For around-town driving, the Esteem’s short turning circle (9.8 m/32.2 ft.), narrow width and short length, and excellent outward visibility, make it an easy car to change lanes, fit into small parking spots, and zip in and out of traffic.
Base Esteem GL Wagons with a 1.6 litre engine and manual transmission start at $14,695. Standard equipment includes 185/60R-14 inch all-season tires, dual front airbags, power steering, AM/FM/cassette with four speakers, 70/30 split folding rear seatbacks, cargo cover, variable intermittent front wipers, rear wiper, washer and defogger, roof rails, tachometer, centre armrest/storage bin, dual cup holders, and rear door child safety locks. An optional 4-speed automatic transmission is $1000 extra.

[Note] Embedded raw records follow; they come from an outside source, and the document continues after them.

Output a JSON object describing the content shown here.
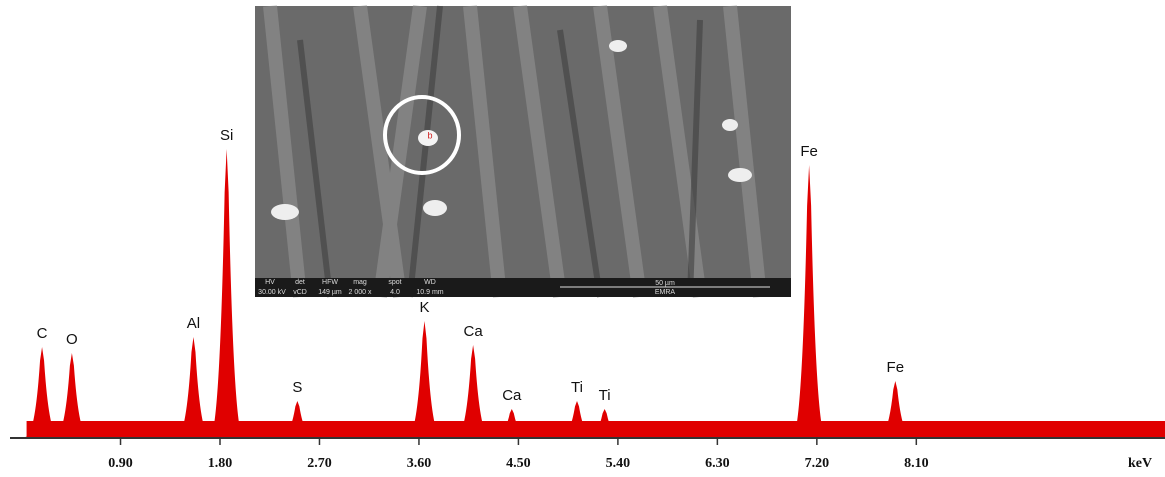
{
  "chart_data": {
    "type": "spectrum",
    "color": "#e00000",
    "x_label": "keV",
    "x": [
      0.19,
      0.46,
      1.56,
      1.86,
      2.5,
      3.65,
      4.09,
      4.44,
      5.03,
      5.28,
      7.13,
      7.91
    ],
    "values": [
      22.5,
      21,
      25,
      72,
      9,
      29,
      23,
      7,
      9,
      7,
      68,
      14
    ],
    "peak_labels": [
      "C",
      "O",
      "Al",
      "Si",
      "S",
      "K",
      "Ca",
      "Ca",
      "Ti",
      "Ti",
      "Fe",
      "Fe"
    ],
    "background": 4,
    "xlim": [
      -0.1,
      10.35
    ],
    "ylim": [
      0,
      100
    ],
    "xticks": [
      {
        "value": 0.9,
        "label": "0.90"
      },
      {
        "value": 1.8,
        "label": "1.80"
      },
      {
        "value": 2.7,
        "label": "2.70"
      },
      {
        "value": 3.6,
        "label": "3.60"
      },
      {
        "value": 4.5,
        "label": "4.50"
      },
      {
        "value": 5.4,
        "label": "5.40"
      },
      {
        "value": 6.3,
        "label": "6.30"
      },
      {
        "value": 7.2,
        "label": "7.20"
      },
      {
        "value": 8.1,
        "label": "8.10"
      }
    ]
  },
  "inset": {
    "marker": "b",
    "labels": [
      "HV",
      "det",
      "HFW",
      "mag",
      "spot",
      "WD",
      "50 µm",
      "30.00 kV",
      "vCD",
      "149 µm",
      "2 000 x",
      "4.0",
      "10.9 mm",
      "EMRA"
    ]
  }
}
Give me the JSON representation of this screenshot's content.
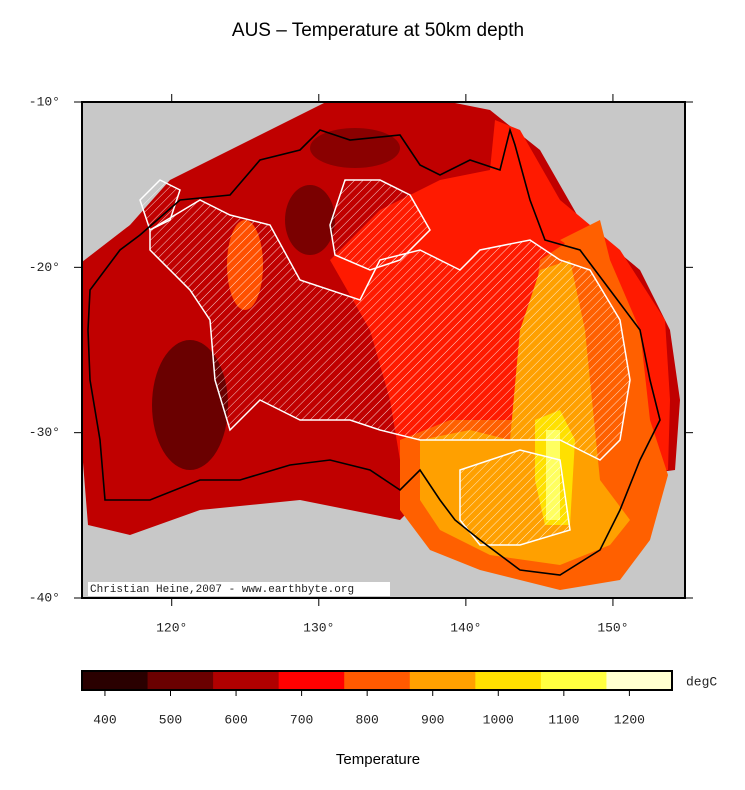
{
  "map": {
    "title": "AUS – Temperature at 50km depth",
    "lonlim": [
      113.9,
      154.9
    ],
    "latlim": [
      -10,
      -40
    ],
    "lat_ticks": [
      {
        "value": -10,
        "label": "-10°"
      },
      {
        "value": -20,
        "label": "-20°"
      },
      {
        "value": -30,
        "label": "-30°"
      },
      {
        "value": -40,
        "label": "-40°"
      }
    ],
    "lon_ticks": [
      {
        "value": 120,
        "label": "120°"
      },
      {
        "value": 130,
        "label": "130°"
      },
      {
        "value": 140,
        "label": "140°"
      },
      {
        "value": 150,
        "label": "150°"
      }
    ],
    "credit": "Christian Heine,2007 - www.earthbyte.org",
    "colorbar": {
      "range": [
        365,
        1265
      ],
      "colors": [
        "#2a0000",
        "#6a0000",
        "#b00000",
        "#ff0000",
        "#ff5a00",
        "#ffa000",
        "#ffe000",
        "#ffff40",
        "#ffffd0"
      ],
      "ticks": [
        400,
        500,
        600,
        700,
        800,
        900,
        1000,
        1100,
        1200
      ],
      "unit": "degC",
      "label": "Temperature"
    }
  }
}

For $18,495, GLX Esteems add a standard automatic transmission, alloy wheels, rear roof-mounted spoiler, air conditioning, power windows, power door locks, power mirrors, remote cargo door release, and front seatback pockets. Four-wheel anti-lock brakes are $800 extra on GLX models, and the optional 1.8 litre engine is just $400 more on GLX models – well worth the money.
All models come with a better-than-average 3 yr/80,000 km bumper-to-bumper warranty, but a five-year powertrain warranty is not available.
In terms of value-for-money, I would recommend the base Esteem GL Wagon with optional automatic transmission and air conditioning – it should come in under $17,000. If you’ve got the extra cash, go for the GLX with the 1.8 litre engine, automatic transmission, ABS, and two-tone paint. It still comes in under $20,000, plus a freight charge of $895.